There’s been another change in Medicare. The change especially affects those who are interested in HMO coverage. But it also has the effect of locking almost all beneficiaries in their chosen Medicare plan for all of 2002.
The U.S. government extended the deadline HMOs had to declare whether or not they would remain in the Medicare program for 2002. The deadline was moved from July 17 to September 17. The government hoped that this extension would enable more HMOs to decide they could afford to stay in Medicare. HMOs that served two million Medicare recipients left the Medicare program in the last three years. The HMOs that remained with the program cut benefits and raised costs.
But the effect of the extension on Medicare recipients is to reduce information. Because of the extension, the Center for Medicare and Medicaid Services did not have all the usual comparative information available for beneficiaries until mid-October, and that information did not make it into the government’s publications. It is available only by telephone or online. The move also reduced the time for Medicare recipients to choose their plan this year.

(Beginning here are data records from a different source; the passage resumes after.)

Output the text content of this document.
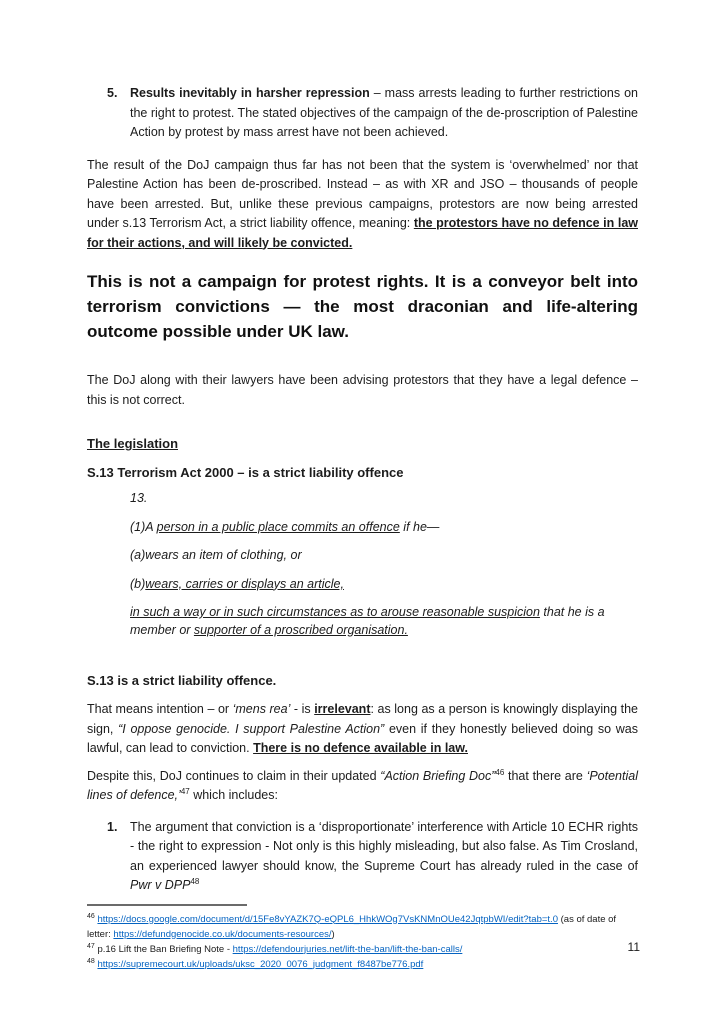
5.	Results inevitably in harsher repression – mass arrests leading to further restrictions on the right to protest. The stated objectives of the campaign of the de-proscription of Palestine Action by protest by mass arrest have not been achieved.

The result of the DoJ campaign thus far has not been that the system is ‘overwhelmed’ nor that Palestine Action has been de-proscribed. Instead – as with XR and JSO – thousands of people have been arrested. But, unlike these previous campaigns, protestors are now being arrested under s.13 Terrorism Act, a strict liability offence, meaning: the protestors have no defence in law for their actions, and will likely be convicted.

This is not a campaign for protest rights. It is a conveyor belt into terrorism convictions — the most draconian and life-altering outcome possible under UK law.

The DoJ along with their lawyers have been advising protestors that they have a legal defence – this is not correct.

The legislation

S.13 Terrorism Act 2000 – is a strict liability offence

13.

(1)A person in a public place commits an offence if he—

(a)wears an item of clothing, or

(b)wears, carries or displays an article,

in such a way or in such circumstances as to arouse reasonable suspicion that he is a member or supporter of a proscribed organisation.

S.13 is a strict liability offence.

That means intention – or ‘mens rea’ - is irrelevant: as long as a person is knowingly displaying the sign, “I oppose genocide. I support Palestine Action” even if they honestly believed doing so was lawful, can lead to conviction. There is no defence available in law.

Despite this, DoJ continues to claim in their updated “Action Briefing Doc”$^{46}$ that there are ‘Potential lines of defence,’$^{47}$ which includes:

1.	The argument that conviction is a ‘disproportionate’ interference with Article 10 ECHR rights - the right to expression - Not only is this highly misleading, but also false. As Tim Crosland, an experienced lawyer should know, the Supreme Court has already ruled in the case of Pwr v DPP$^{48}$

$^{46}$ https://docs.google.com/document/d/15Fe8vYAZK7Q-eQPL6_HhkWOg7VsKNMnOUe42JqtpbWI/edit?tab=t.0 (as of date of letter: https://defundgenocide.co.uk/documents-resources/)

$^{47}$ p.16 Lift the Ban Briefing Note - https://defendourjuries.net/lift-the-ban/lift-the-ban-calls/

$^{48}$ https://supremecourt.uk/uploads/uksc_2020_0076_judgment_f8487be776.pdf

11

The open-enrollment period is from Nov. 1 to December 15.
In most cases, whatever option you choose during the open-enrollment period will be locked in for 2002. There are two exceptions. If you choose an HMO this year, you can switch to another HMO or to traditional Medicare in the first six months of the year. In 2003, if you choose an HMO your one switch will be allowed only in the first three months of the year.
Congress tried to expand Medicare options in 1997. But reduced reimbursement rates made the options unattractive to health care providers. The result is that for more and more Medicare recipients, traditional Medicare coverage plus a Medigap policy is becoming the only viable option. Medicare HMO care either is no longer available in many areas, its availability in the future cannot be assured, or traditional Medicare with a Medigap policy is a better deal.
If you were dropped by an HMO, you are guaranteed the right to buy a Medigap policy from mid-October to March 4. That means you cannot be denied coverage for a pre-existing condition. The guarantee applies only to Medigap Plans A, B, C, and F. The different plans and buying advice are described in the “Health Watch” section of the archive on our web site and also in the report sent to new subscribers, The New Rules Of Retirement. None of these guaranteed plans includes prescription drug coverage.
You’ll need to apply for a Medigap policy about six weeks before you want coverage to begin.
You generally don’t have a guaranteed right to buy a Medigap policy if you leave an HMO voluntarily. An exception applies if you joined the HMO less than 12 months ago and when you first were eligible for Medicare. But you must buy the new Medigap policy by Dec. 31, 2001. Another exception applies if you previously had a Medigap policy and were enrolled in the HMO for less than a year. Then you can return to your old Medigap policy if it still is available.
Before signing up with an HMO, get the details of its coverage, deductibles, and copayments. Also, get a list of the prescription drugs it covers. Otherwise, you might find that it doesn’t cover a drug you use regularly.
If you are confused about the situation and your rights, don’t worry. Free help is available. Your local Area Agency on Aging and your state health insurance assistance program can provide information. Telephone numbers should be available through Medicare (800-633-4227) or the Eldercare Locator (800-677-1116). The Medicare number is available 24 hours a day, seven days a week. Information also is available at the Medicare web site, www.medicare.gov, and probably at your state’s web site.